May Alfred Senn rest in peace, and may his memory be eternal.
Theofanis G. Stavrou
Professor, Department of History
University of Minnesota
My wife Angela Mischke Pienkos and I were graduate students at the University of Wisconsin-Madison and both of us earned our certificate from the Russian Area Studies Committee in the mid 1960s.
We knew and respected Prof. Senn, who was one of the members of that outstanding committee, along with such luminaries as John Armstrong (political science), David Granick (economics), Michael B. Petrovich (history), J.T. Shaw (Slavic languages), Robert Taafe (geography), just to name a few who served.
It was an extraordinary interdisciplinary program, the forerunner of CREECA. It also served as a template when my colleagues in History, Slavic Languages, and Geography and I organized our own Russian and East European Studies Committee and Certificate program at the University of Wisconsin-Milwaukee in 1970.
Professor Emeritus, Department of Political Science
University of Wisconsin-Milwaukee
I knew Prof. Senn as a young graduate student from Eastern Europe.

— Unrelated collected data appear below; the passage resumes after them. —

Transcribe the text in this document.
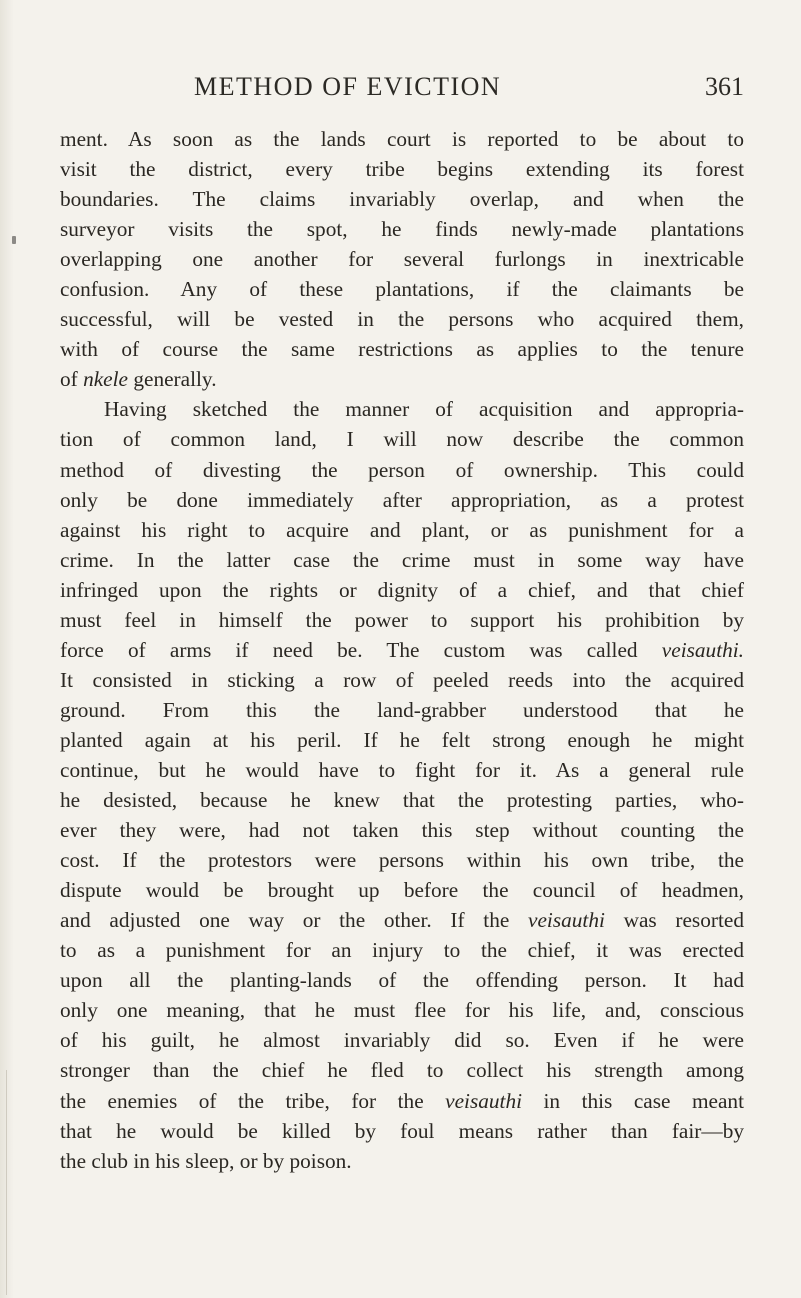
METHOD OF EVICTION	361
ment. As soon as the lands court is reported to be about to
visit the district, every tribe begins extending its forest
boundaries. The claims invariably overlap, and when the
surveyor visits the spot, he finds newly-made plantations
overlapping one another for several furlongs in inextricable
confusion. Any of these plantations, if the claimants be
successful, will be vested in the persons who acquired them,
with of course the same restrictions as applies to the tenure
of nkele generally.
Having sketched the manner of acquisition and appropria-
tion of common land, I will now describe the common
method of divesting the person of ownership. This could
only be done immediately after appropriation, as a protest
against his right to acquire and plant, or as punishment for a
crime. In the latter case the crime must in some way have
infringed upon the rights or dignity of a chief, and that chief
must feel in himself the power to support his prohibition by
force of arms if need be. The custom was called veisauthi.
It consisted in sticking a row of peeled reeds into the acquired
ground. From this the land-grabber understood that he
planted again at his peril. If he felt strong enough he might
continue, but he would have to fight for it. As a general rule
he desisted, because he knew that the protesting parties, who-
ever they were, had not taken this step without counting the
cost. If the protestors were persons within his own tribe, the
dispute would be brought up before the council of headmen,
and adjusted one way or the other. If the veisauthi was resorted
to as a punishment for an injury to the chief, it was erected
upon all the planting-lands of the offending person. It had
only one meaning, that he must flee for his life, and, conscious
of his guilt, he almost invariably did so. Even if he were
stronger than the chief he fled to collect his strength among
the enemies of the tribe, for the veisauthi in this case meant
that he would be killed by foul means rather than fair—by
the club in his sleep, or by poison.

He was always very supportive of my studies – I was a Ph.D. student in political science with a minor concentration in history. I remember him as a great supporter of Slavic and East European studies and area studies more generally. He had a good sense of humor and a welcoming spirit. I remember him fondly as one of the prominent “gurus” in the discipline with a strong presence in the Department of History.

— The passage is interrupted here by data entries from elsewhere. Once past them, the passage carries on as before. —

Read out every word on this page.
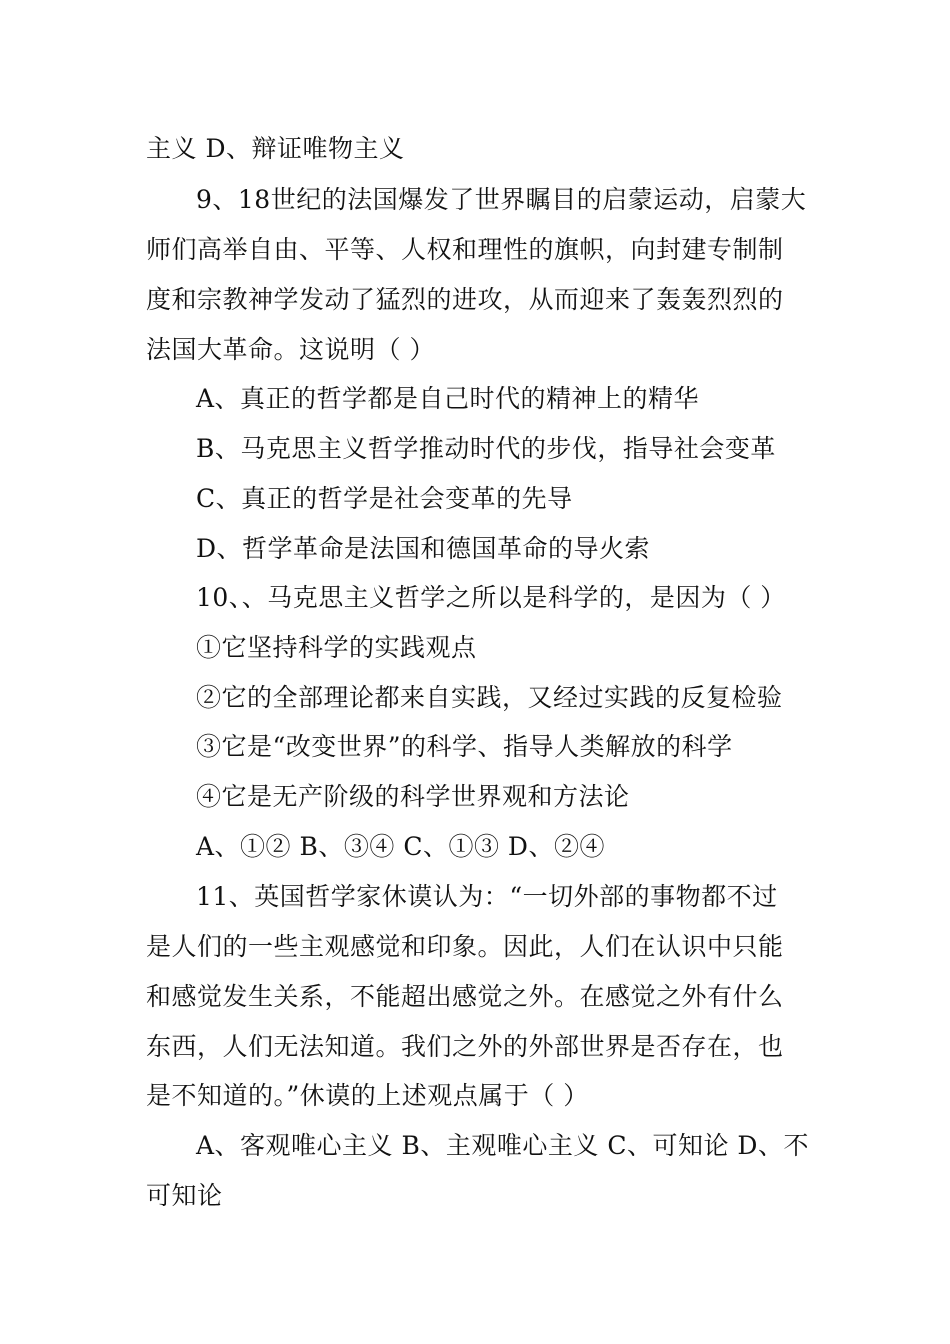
主义 D、辩证唯物主义
9、18世纪的法国爆发了世界瞩目的启蒙运动，启蒙大
师们高举自由、平等、人权和理性的旗帜，向封建专制制
度和宗教神学发动了猛烈的进攻，从而迎来了轰轰烈烈的
法国大革命。这说明（ ）
A、真正的哲学都是自己时代的精神上的精华
B、马克思主义哲学推动时代的步伐，指导社会变革
C、真正的哲学是社会变革的先导
D、哲学革命是法国和德国革命的导火索
10、、马克思主义哲学之所以是科学的，是因为（ ）
①它坚持科学的实践观点
②它的全部理论都来自实践，又经过实践的反复检验
③它是“改变世界”的科学、指导人类解放的科学
④它是无产阶级的科学世界观和方法论
A、①② B、③④ C、①③ D、②④
11、英国哲学家休谟认为：“一切外部的事物都不过
是人们的一些主观感觉和印象。因此，人们在认识中只能
和感觉发生关系，不能超出感觉之外。在感觉之外有什么
东西，人们无法知道。我们之外的外部世界是否存在，也
是不知道的。”休谟的上述观点属于（ ）
A、客观唯心主义 B、主观唯心主义 C、可知论 D、不
可知论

Director, International Relations Program
Professor, Department of Government
Minnesota State University
“Above all,” recalls David McDonald, “Alfred Erich Senn’s dedication to his calling, his sense of humor and its basis in the skepticism that made him such a good judge of evidence, equipped him surprisingly well for the changes that overtook both his professional environment and the part of Europe he studied. Trained to understand the polarized and ideological world of the Cold War, he chronicled both its breakdown and the emergence of a new order of things. A product of a 1950s academy that looks in retrospect placid and complacent, he adapted to the successive changes and turbulence that have continued to reshape it in the ensuing years. Throughout, he found inspiration—and sheer fun—in pursuing his own curiosities and interests. Whatever the obstacles or occasional indifference he encountered, he made his own path and greatly enjoyed doing so; his readers, students, friends, and colleagues have reaped the rich rewards of his having done so.”